To increase the chances of getting accepted into a high-quality professional school, a student should apply to several schools. Many schools try to maintain a good geographic representation among their constituents, so geographic distance is not necessarily a strike against 'Southern students. Six to ten applications is the usual range.

Get all application materials in to professional schools as soon as possible. This will insure an early evaluation and interview.

Try to arrange interviews at schools in a given geographic area so they can be taken care of in one trip. Most schools are understanding and helpful toward students who must travel during the school year. Suggestions on how to have a successful interview are available online at Success on the Medical School Admission Interview .

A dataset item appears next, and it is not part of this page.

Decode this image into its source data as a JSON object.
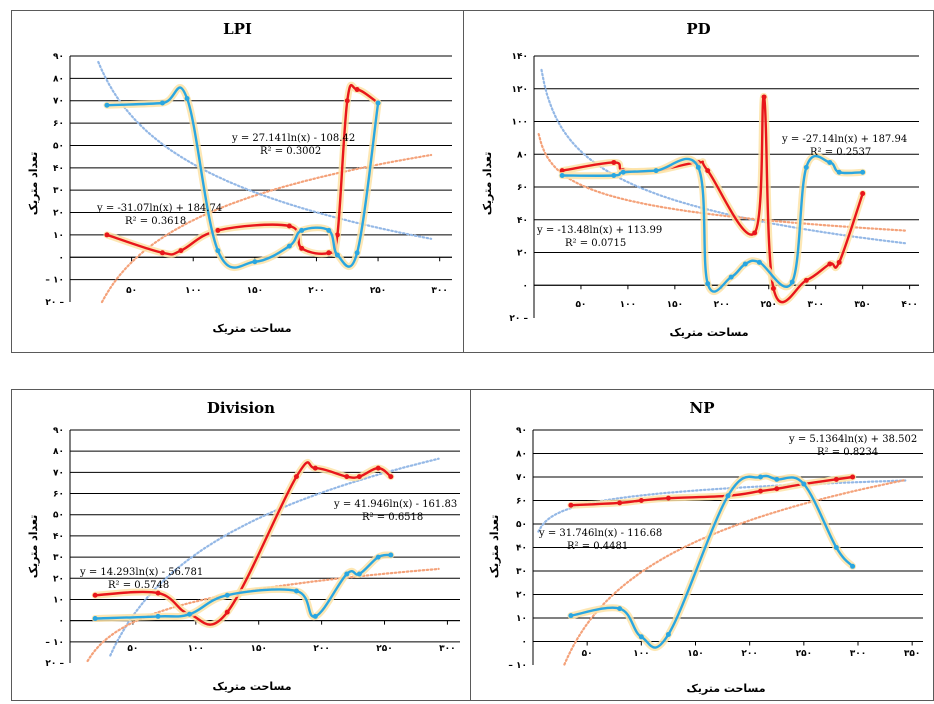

Some professional schools begin interviewing applicants in late August, and the pace of interviews picks up from that time forward.

The Committee urges you to be prompt. Evaluations are made on a first-come, first-served basis; this means all deadlines should be met.

All records received by HPAC have been, and will remain confidential as required under the Buckley Amendment.  Under the law, a student may or may not waive his or her right of access to records supplied or caused to be supplied by HPAC. Either way the student elects, the Committee will handle his or her records accordingly. The waiver is not a condition for the Committee evaluation.